The only thing I did tell him was to remember the nickname SAP. He asked me what does that mean, and I said "You will find out later, just remember it."

So you might ask, what does SAP mean, and what could it stand for? Spew and Poo (pronounced Pew to rhyme with Spew, and smells like Pew anyways).

There are a few things I am sure of going into the New Year:

1) Family and friends should stick together even in the muckiest of situations. Though, I must admit, my cousin owes me, my sister, and tall girl big time!
2) Baking soda works wonders, and always have a pair of latex gloves. A mask would be nice too. You never know what could happen!
3) No matter what happens, things can always be worse in any given situation. So, just do your best to get through whatever you have to get through.
4) Due to the above events, I will never ever forget the first moments of trapsing into 2006.
5) And finally, life may throw you a curve ball, but hit that sucker out the park and turn those dang lemons into lemonade.

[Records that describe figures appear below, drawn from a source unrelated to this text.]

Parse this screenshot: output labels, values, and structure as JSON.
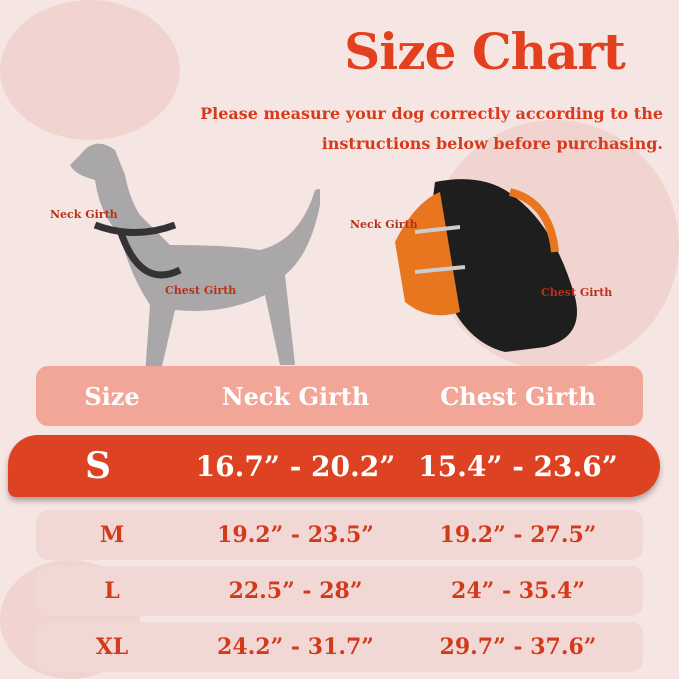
{
  "title": "Size Chart",
  "subtitle": [
    "Please measure your dog correctly according to the",
    "instructions below before purchasing."
  ],
  "dog_labels": {
    "neck": "Neck Girth",
    "chest": "Chest Girth"
  },
  "harness_labels": {
    "neck": "Neck Girth",
    "chest": "Chest Girth"
  },
  "colors": {
    "accent": "#e2401f",
    "header_row": "#f2a697",
    "row_bg": "#f1d8d4",
    "dog": "#a9a7a8"
  },
  "table": {
    "headers": [
      "Size",
      "Neck Girth",
      "Chest Girth"
    ],
    "selected_size": "S",
    "rows": [
      {
        "size": "S",
        "neck": "16.7” - 20.2”",
        "chest": "15.4” - 23.6”"
      },
      {
        "size": "M",
        "neck": "19.2” - 23.5”",
        "chest": "19.2” - 27.5”"
      },
      {
        "size": "L",
        "neck": "22.5” - 28”",
        "chest": "24” - 35.4”"
      },
      {
        "size": "XL",
        "neck": "24.2” - 31.7”",
        "chest": "29.7” - 37.6”"
      }
    ]
  }
}
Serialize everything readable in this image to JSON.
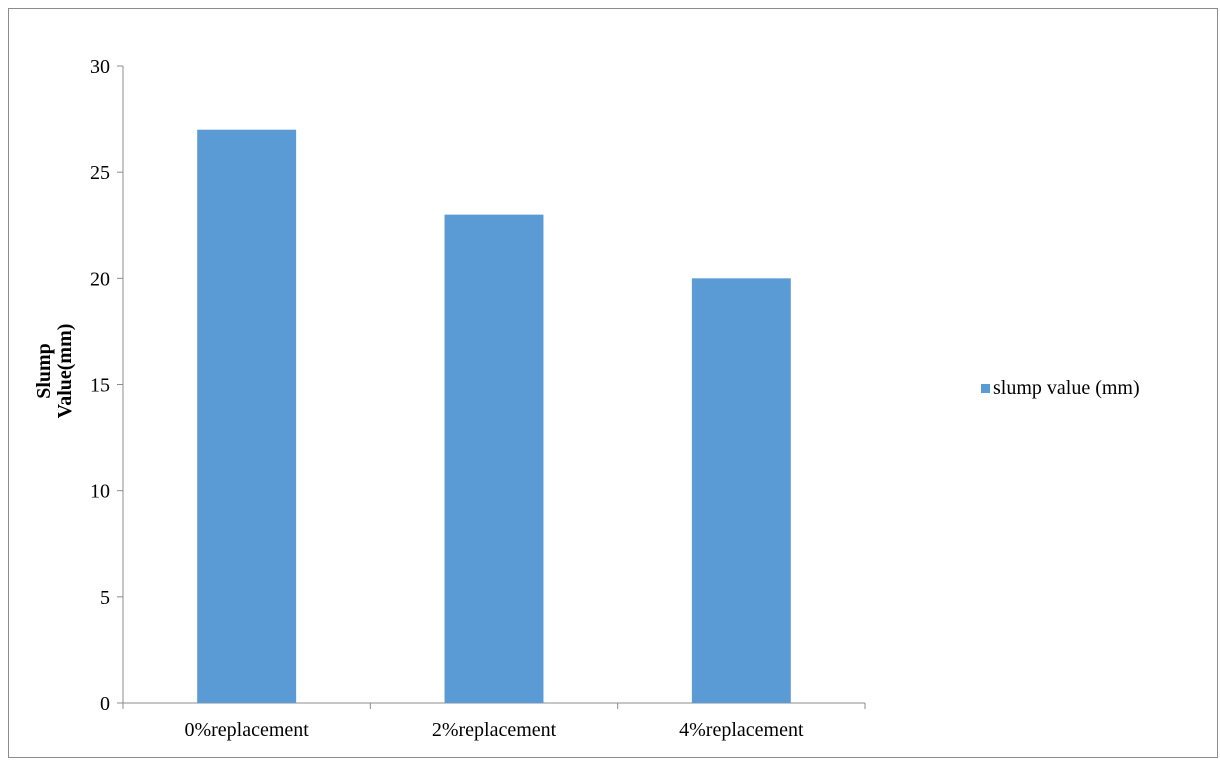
{
  "chart_data": {
    "type": "bar",
    "title": "",
    "xlabel": "",
    "ylabel_lines": [
      "Slump",
      "Value(mm)"
    ],
    "categories": [
      "0%replacement",
      "2%replacement",
      "4%replacement"
    ],
    "series": [
      {
        "name": "slump value (mm)",
        "values": [
          27,
          23,
          20
        ],
        "color": "#5b9bd5"
      }
    ],
    "ylim": [
      0,
      30
    ],
    "yticks": [
      0,
      5,
      10,
      15,
      20,
      25,
      30
    ],
    "grid": false,
    "legend_position": "right"
  }
}
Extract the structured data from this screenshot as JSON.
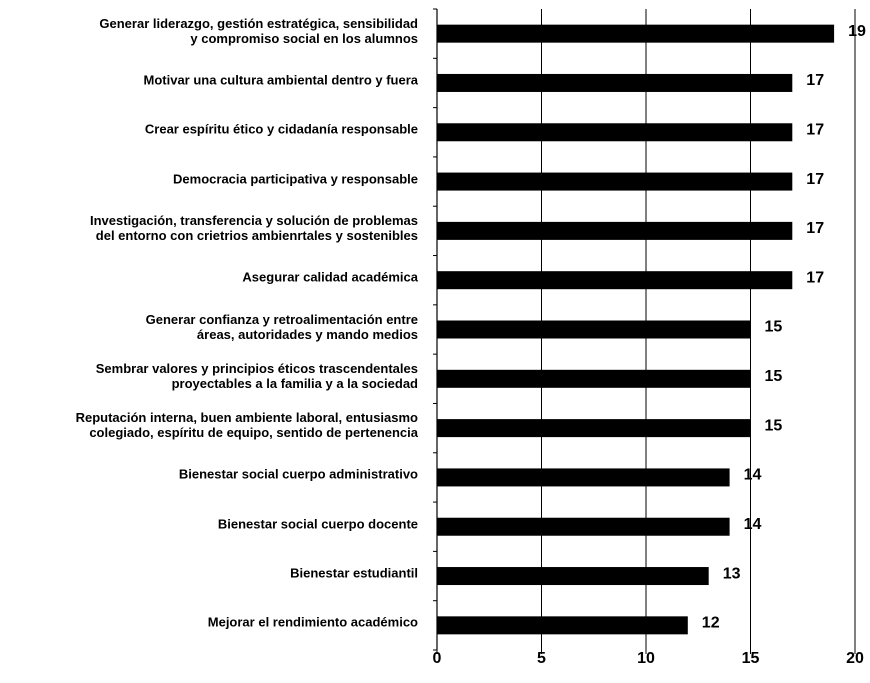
{
  "chart_data": {
    "type": "hbar",
    "categories": [
      "Generar liderazgo, gestión estratégica, sensibilidad\ny compromiso social en los alumnos",
      "Motivar una cultura ambiental dentro y fuera",
      "Crear espíritu ético y cidadanía responsable",
      "Democracia participativa y responsable",
      "Investigación, transferencia y solución de problemas\ndel entorno con crietrios ambienrtales y sostenibles",
      "Asegurar calidad académica",
      "Generar confianza y retroalimentación entre\náreas, autoridades y mando medios",
      "Sembrar valores y principios éticos trascendentales\nproyectables a la familia y a la sociedad",
      "Reputación interna, buen ambiente laboral, entusiasmo\ncolegiado, espíritu de equipo, sentido de pertenencia",
      "Bienestar social cuerpo administrativo",
      "Bienestar social cuerpo docente",
      "Bienestar estudiantil",
      "Mejorar el rendimiento académico"
    ],
    "values": [
      19,
      17,
      17,
      17,
      17,
      17,
      15,
      15,
      15,
      14,
      14,
      13,
      12
    ],
    "color": "#000000",
    "xlim": [
      0,
      20
    ],
    "xticks": [
      0,
      5,
      10,
      15,
      20
    ],
    "grid": true
  }
}
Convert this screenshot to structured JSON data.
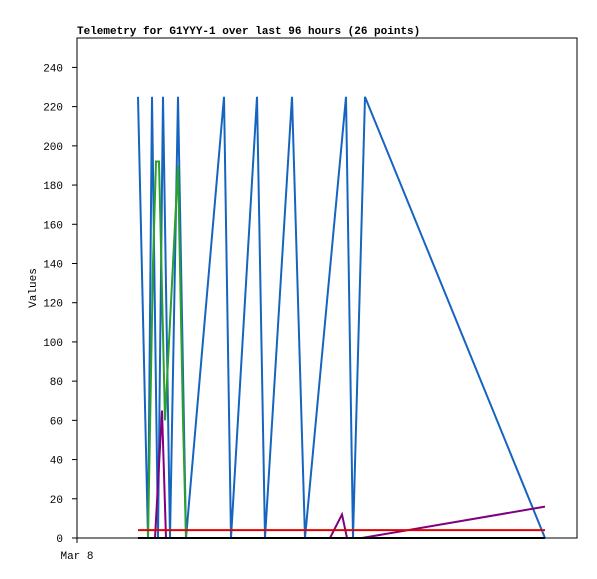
{
  "chart_data": {
    "type": "line",
    "title": "Telemetry for G1YYY-1 over last 96 hours (26 points)",
    "y_label": "Values",
    "xlim": [
      0,
      100
    ],
    "xticks": [
      {
        "value": 0,
        "label": "Mar 8"
      }
    ],
    "ylim": [
      0,
      255
    ],
    "yticks": [
      0,
      20,
      40,
      60,
      80,
      100,
      120,
      140,
      160,
      180,
      200,
      220,
      240
    ],
    "series": [
      {
        "color": "#1565c0",
        "x": [
          12.2,
          14.2,
          15,
          16.2,
          17.2,
          18.6,
          20.2,
          21.8,
          29.4,
          30.8,
          36,
          37.6,
          43,
          45.6,
          53.8,
          55.2,
          57.6,
          93.6
        ],
        "values": [
          225,
          0,
          225,
          0,
          225,
          0,
          225,
          0,
          225,
          0,
          225,
          0,
          225,
          0,
          225,
          0,
          225,
          0
        ]
      },
      {
        "color": "#2ca02c",
        "x": [
          14.2,
          15.2,
          15.8,
          16.4,
          17.6,
          20.2,
          21.2,
          21.8
        ],
        "values": [
          0,
          140,
          192,
          192,
          60,
          190,
          60,
          0
        ]
      },
      {
        "color": "#800080",
        "x": [
          15.6,
          17,
          17.8,
          50.6,
          53,
          54,
          57,
          93.6
        ],
        "values": [
          0,
          65,
          0,
          0,
          12,
          0,
          0,
          16
        ]
      },
      {
        "color": "#e00000",
        "x": [
          12.2,
          93.6
        ],
        "values": [
          4,
          4
        ]
      },
      {
        "color": "#000000",
        "x": [
          12.2,
          93.6
        ],
        "values": [
          0,
          0
        ]
      }
    ]
  }
}
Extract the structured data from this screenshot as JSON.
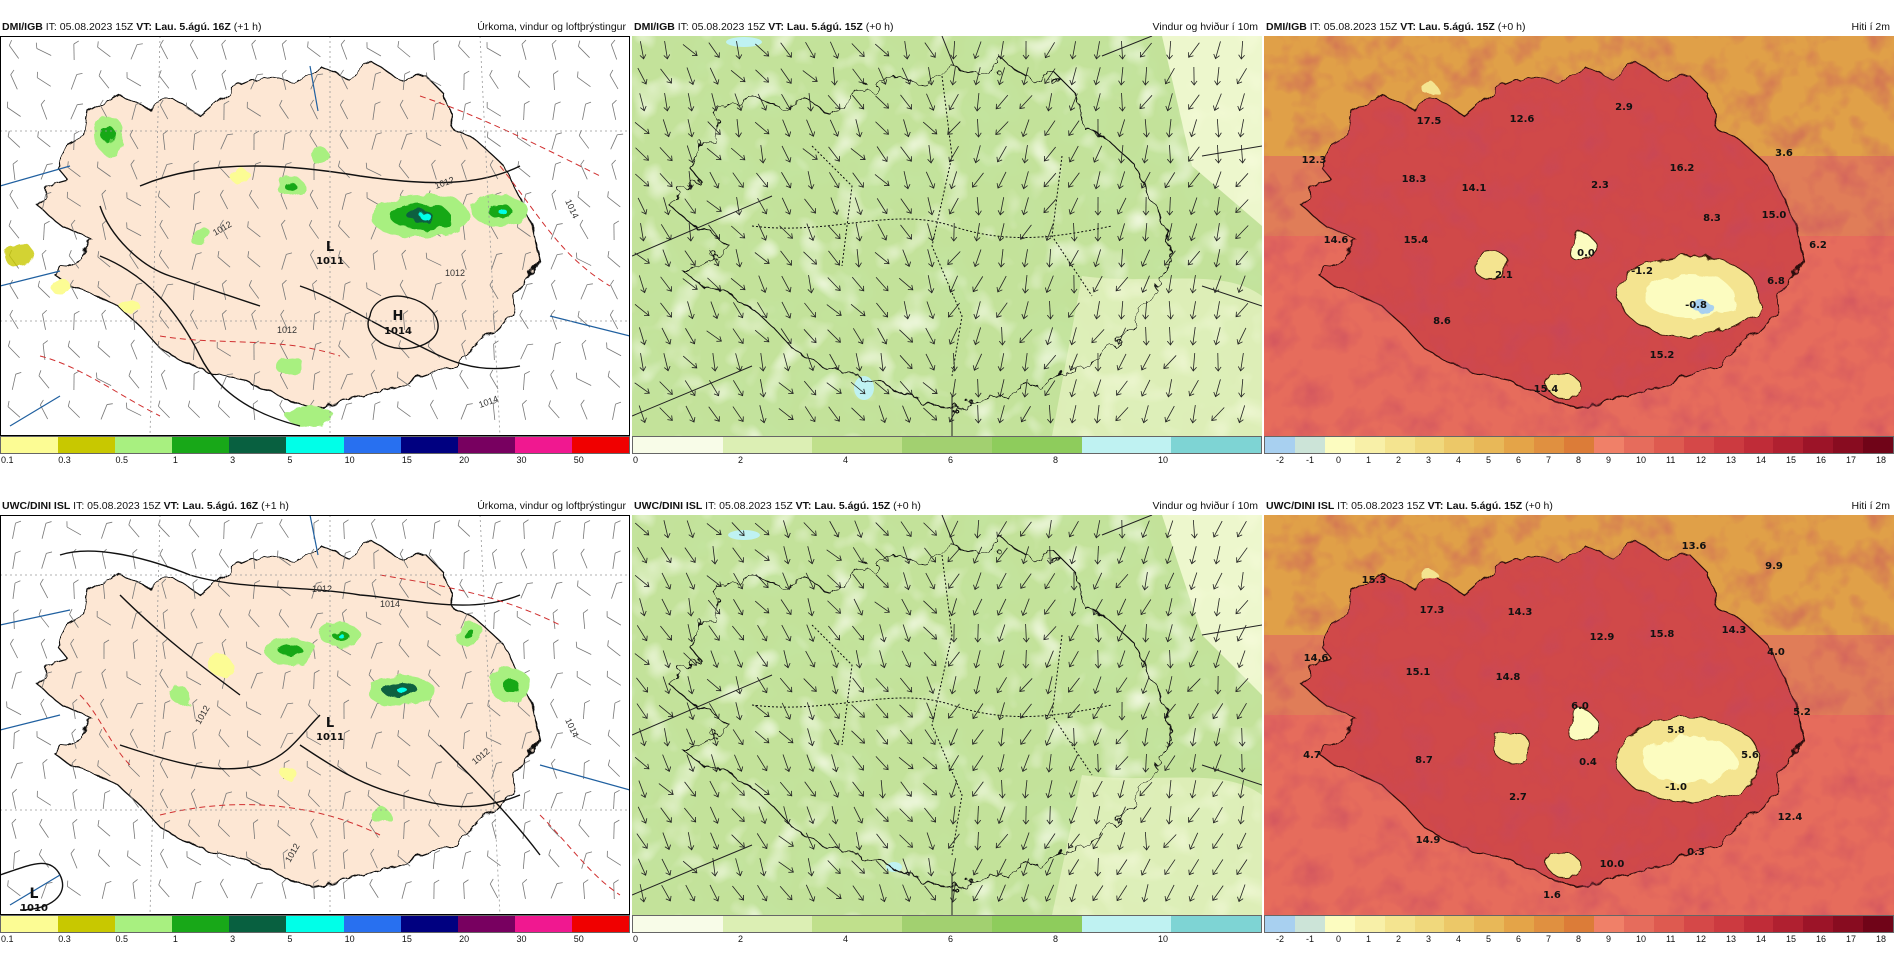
{
  "rows": [
    {
      "panels": [
        {
          "source": "DMI/IGB",
          "it_label": "IT: 05.08.2023 15Z",
          "vt_label": "VT: Lau. 5.ágú. 16Z",
          "offset": "(+1 h)",
          "parameter": "Úrkoma, vindur og loftþrýstingur",
          "isobars": [
            "1012",
            "1012",
            "1012",
            "1012",
            "1014",
            "1014"
          ],
          "pressure_centers": [
            {
              "letter": "L",
              "value": "1011"
            },
            {
              "letter": "H",
              "value": "1014"
            }
          ]
        },
        {
          "source": "DMI/IGB",
          "it_label": "IT: 05.08.2023 15Z",
          "vt_label": "VT: Lau. 5.ágú. 15Z",
          "offset": "(+0 h)",
          "parameter": "Vindur og hviður í 10m"
        },
        {
          "source": "DMI/IGB",
          "it_label": "IT: 05.08.2023 15Z",
          "vt_label": "VT: Lau. 5.ágú. 15Z",
          "offset": "(+0 h)",
          "parameter": "Hiti í 2m",
          "station_values": [
            "17.5",
            "12.6",
            "2.9",
            "12.3",
            "18.3",
            "14.1",
            "2.3",
            "16.2",
            "3.6",
            "8.3",
            "15.0",
            "14.6",
            "15.4",
            "2.1",
            "0.0",
            "-1.2",
            "6.2",
            "6.8",
            "-0.8",
            "8.6",
            "15.2",
            "15.4"
          ]
        }
      ]
    },
    {
      "panels": [
        {
          "source": "UWC/DINI ISL",
          "it_label": "IT: 05.08.2023 15Z",
          "vt_label": "VT: Lau. 5.ágú. 16Z",
          "offset": "(+1 h)",
          "parameter": "Úrkoma, vindur og loftþrýstingur",
          "isobars": [
            "1012",
            "1014",
            "1012",
            "1012",
            "1012",
            "1014"
          ],
          "pressure_centers": [
            {
              "letter": "L",
              "value": "1011"
            },
            {
              "letter": "L",
              "value": "1010"
            }
          ]
        },
        {
          "source": "UWC/DINI ISL",
          "it_label": "IT: 05.08.2023 15Z",
          "vt_label": "VT: Lau. 5.ágú. 15Z",
          "offset": "(+0 h)",
          "parameter": "Vindur og hviður í 10m"
        },
        {
          "source": "UWC/DINI ISL",
          "it_label": "IT: 05.08.2023 15Z",
          "vt_label": "VT: Lau. 5.ágú. 15Z",
          "offset": "(+0 h)",
          "parameter": "Hiti í 2m",
          "station_values": [
            "13.6",
            "15.3",
            "9.9",
            "17.3",
            "14.3",
            "12.9",
            "15.8",
            "14.3",
            "14.6",
            "15.1",
            "14.8",
            "6.0",
            "4.0",
            "5.8",
            "5.2",
            "4.7",
            "8.7",
            "0.4",
            "5.6",
            "2.7",
            "-1.0",
            "12.4",
            "14.9",
            "10.0",
            "0.3",
            "1.6"
          ]
        }
      ]
    }
  ],
  "legends": {
    "precipitation": {
      "labels": [
        "0.1",
        "0.3",
        "0.5",
        "1",
        "3",
        "5",
        "10",
        "15",
        "20",
        "30",
        "50"
      ],
      "colors": [
        "#fcfc94",
        "#c8c800",
        "#a8f080",
        "#18a818",
        "#086040",
        "#00ffe8",
        "#2870f0",
        "#000080",
        "#780060",
        "#f01890",
        "#f00000"
      ]
    },
    "wind": {
      "labels": [
        "0",
        "2",
        "4",
        "6",
        "8",
        "10"
      ],
      "colors": [
        "#f8fce8",
        "#dcefb4",
        "#c0e08c",
        "#a2d070",
        "#8ecc5c",
        "#bff2f2",
        "#7ed4d4"
      ]
    },
    "temperature": {
      "labels": [
        "-2",
        "-1",
        "0",
        "1",
        "2",
        "3",
        "4",
        "5",
        "6",
        "7",
        "8",
        "9",
        "10",
        "11",
        "12",
        "13",
        "14",
        "15",
        "16",
        "17",
        "18"
      ],
      "colors": [
        "#a8d0f0",
        "#cce4d8",
        "#fcfcc0",
        "#f8f0a8",
        "#f4e490",
        "#f0d87c",
        "#ecc868",
        "#e8b858",
        "#e4a448",
        "#e09040",
        "#dc7c38",
        "#f08068",
        "#e66c5c",
        "#de5a50",
        "#d54848",
        "#cc3a40",
        "#c02c38",
        "#b02030",
        "#9c1428",
        "#880c20",
        "#700418"
      ]
    }
  },
  "icons": {
    "wind_arrow": "wind-arrow-icon",
    "wind_barb": "wind-barb-icon"
  }
}
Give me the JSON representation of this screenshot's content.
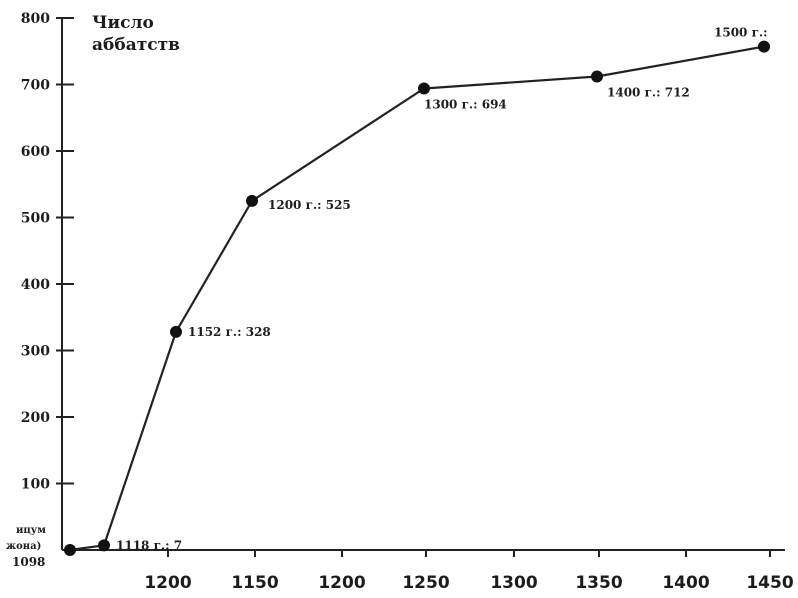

Back to number 1, if I win this Gamecube Resident Evil 4, I will give it to my sister. She is a diehard RE fan, and she bought the GameCube just for the RE line. She has made mention of buying RE 4, but I know she hasn't done it yet. So if I win, I can take some of the lemons from the New Year's occurences and turn them into lemonade for her.

Other than that, I wish you all a very Happy New Year filled with good health and happiness. Take care of your loved ones and game away fellow CAGers!